From a suite of security tools that reduce the risk of a major security breach to the ability to restore OneDrive to an earlier point in time within the last 30 days, there’s obviously much to gain from making the move to a modern desktop. The key is to think of the end of support for Windows 7 and Office 2010 as an opportunity to move to a comprehensive, cloud-based security solution that, according to a recent Forrester study, reduces the risk of a breach by 40 per cent, and the number of end user security incidents by 20 per cent.
“The end of support for these products is a catalyst for change and it’s a change that’s absolutely critical given the modern cyber threatscape,” says Corey Cox, Vice-President of Information Systems for Tandet Group, a diversified investment company with a focus on the transportation sector. “Regrettably, cybersecurity is a constant concern and we must rely on products and training related to malware, ransomware and other malicious cyber attacks.”
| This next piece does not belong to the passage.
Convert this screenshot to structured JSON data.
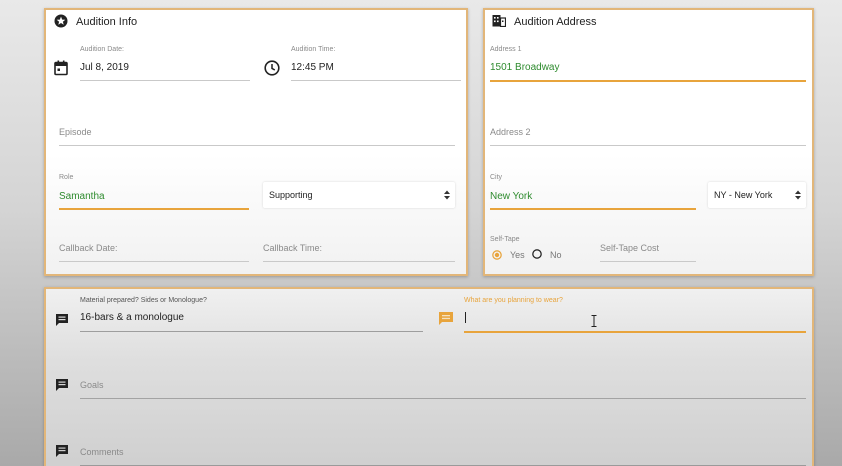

As the IT leader for a sector driven by data, Cox sees the cloud-based modern desktop as an essential piece of a proactive cybersecurity strategy. “Windows 10 and Microsoft 365 Apps come with multiple layers of threat detection that look for suspicious behaviour in code,” he explains. “These layers have to run in the cloud in order to assess threats in all of an organization’s machines and escalate problems to IT. If you’re not in the cloud, you can’t achieve that level of sophistication and you can’t ensure the safety of your greatest asset.”
For Brad Anderson, Corporate Vice President for Microsoft 365, creating a culture of security is one of the biggest first steps in cyber defence. “Employees are the greatest security risk, but they are also the greatest strength in an organization,” he says. “Training them to identify threats is paramount to any successful cybersecurity protocol.”
With Windows 7 now at the end of support, Anderson advises small-and medium- sized businesses to make the move to a modern desktop and familiarize workers with Microsoft 365’s mobile application management tools and security features, such as multi-factor authentication, encryption, and sophisticated protection from phishing and ransomware.
“Deploying modern technology and managing it in a modern way is the only viable defence against cybersecurity adversaries,” says Anderson. “Why make it easy for hackers and other bad actors by using obsolete software?”